The brokerage said Repsol’s refining margin indicator in Spain rose about 50% quarter-on-quarter to $8.8 per barrel in the third quarter of 2025, supported by steady European demand, tighter emission rules in the Mediterranean, refinery shutdowns such as Lindsey in the U.K., and temporary supply disruptions including the Dangote RFCC stoppage and strikes on Russian refinery infrastructure.

However, Morgan Stanley expects these short-term drivers to fade, with margins already moderating to around $8 per barrel and likely to normalise further from the second half of 2026. The brokerage projects margins at roughly $6 per barrel over its forecast horizon.

Repsol’s stock has rallied strongly since midyear, outperforming the median of European oil majors by about 15 percentage points since July. 

The shares closed at €14.55 on October 14, compared with a price target of €15.80, implying an upside of 8%.

The analysts said the company’s free cash flow yield is expected to stay low at 0.5% in 2025, and total payout yield, including buybacks and dividends, to reach 11.3%. 

They estimate Repsol’s net debt at €10.3 billion in 2025, and gearing at about 30%, broadly in line with Eni and TotalEnergies and well below BP’s 45%.

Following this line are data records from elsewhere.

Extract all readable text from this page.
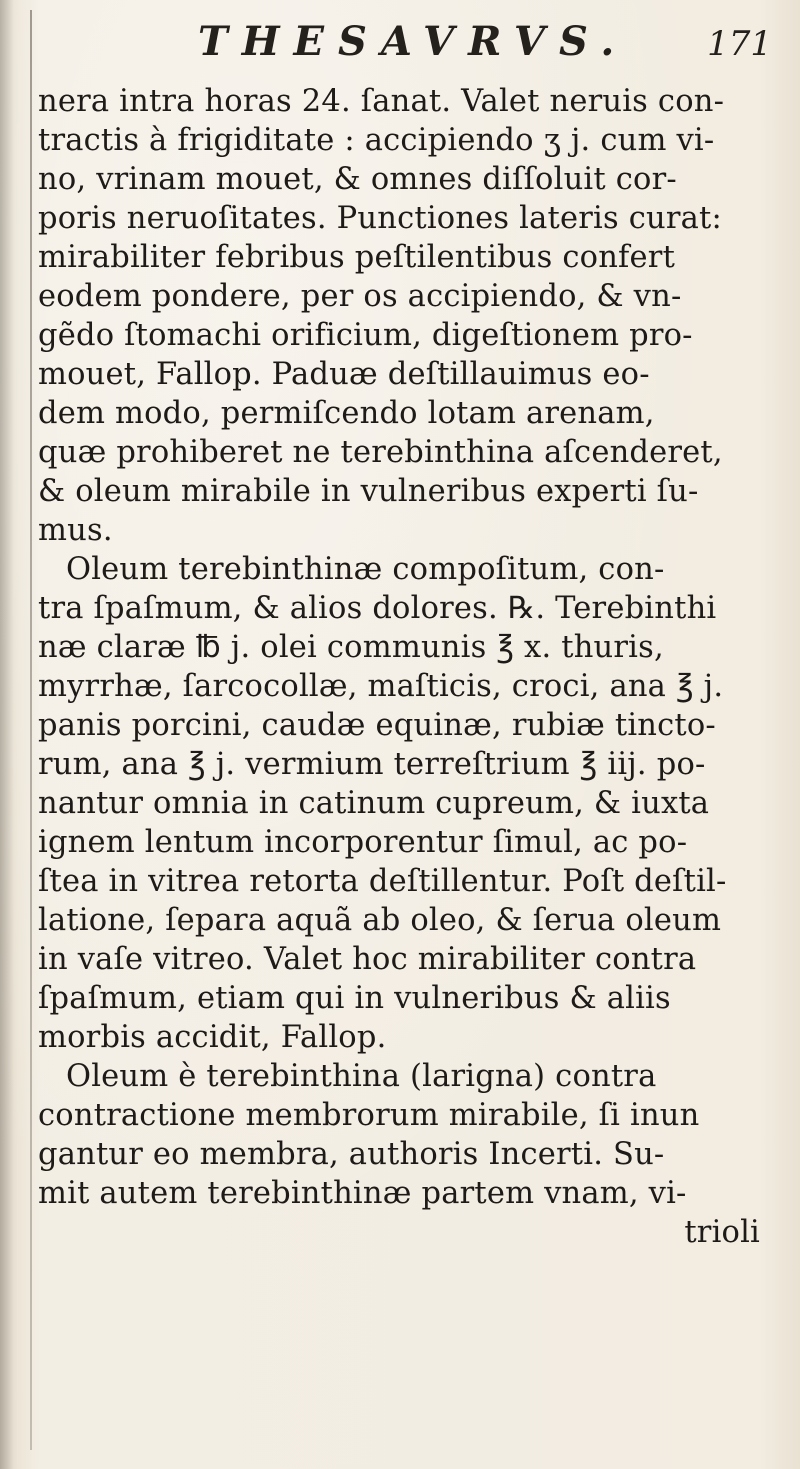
THESAVRVS. 171
nera intra horas 24. ſanat. Valet neruis con-
tractis à frigiditate : accipiendo ʒ j. cum vi-
no, vrinam mouet, & omnes diſſoluit cor-
poris neruoſitates. Punctiones lateris curat:
mirabiliter febribus peſtilentibus confert
eodem pondere, per os accipiendo, & vn-
gẽdo ſtomachi orificium, digeſtionem pro-
mouet, Fallop. Paduæ deſtillauimus eo-
dem modo, permiſcendo lotam arenam,
quæ prohiberet ne terebinthina aſcenderet,
& oleum mirabile in vulneribus experti ſu-
mus.
Oleum terebinthinæ compoſitum, con-
tra ſpaſmum, & alios dolores. ℞. Terebinthi
næ claræ ℔ j. olei communis ℥ x. thuris,
myrrhæ, ſarcocollæ, maſticis, croci, ana ℥ j.
panis porcini, caudæ equinæ, rubiæ tincto-
rum, ana ℥ j. vermium terreſtrium ℥ iij. po-
nantur omnia in catinum cupreum, & iuxta
ignem lentum incorporentur ſimul, ac po-
ſtea in vitrea retorta deſtillentur. Poſt deſtil-
latione, ſepara aquã ab oleo, & ſerua oleum
in vaſe vitreo. Valet hoc mirabiliter contra
ſpaſmum, etiam qui in vulneribus & aliis
morbis accidit, Fallop.
Oleum è terebinthina (larigna) contra
contractione membrorum mirabile, ſi inun
gantur eo membra, authoris Incerti. Su-
mit autem terebinthinæ partem vnam, vi-
trioli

Morgan Stanley added that disposal proceeds from Repsol’s ongoing portfolio optimisation program should fund about €550 million in buybacks next year. 

The analysts expect the company’s earnings per share to ease from €2.77 in 2024 to €2.56 in 2025, while its dividend per share is projected to rise from €0.98 to €1.07.

The brokerage maintained a cautious stance on the European integrated energy sector, preferring Shell and TotalEnergies for their broader exposure and cash generation strength. 

It cited limited near-term catalysts for Repsol beyond its exposure to U.S. gas, which represents roughly 30% of its total oil and gas portfolio, and the upcoming liquidity event planned for its exploration and production unit with partner EIG.

Morgan Stanley said the downgrade reflects that Repsol’s refining-led rally has largely run its course and the valuation now offers limited room for outperformance as margins return to normal levels.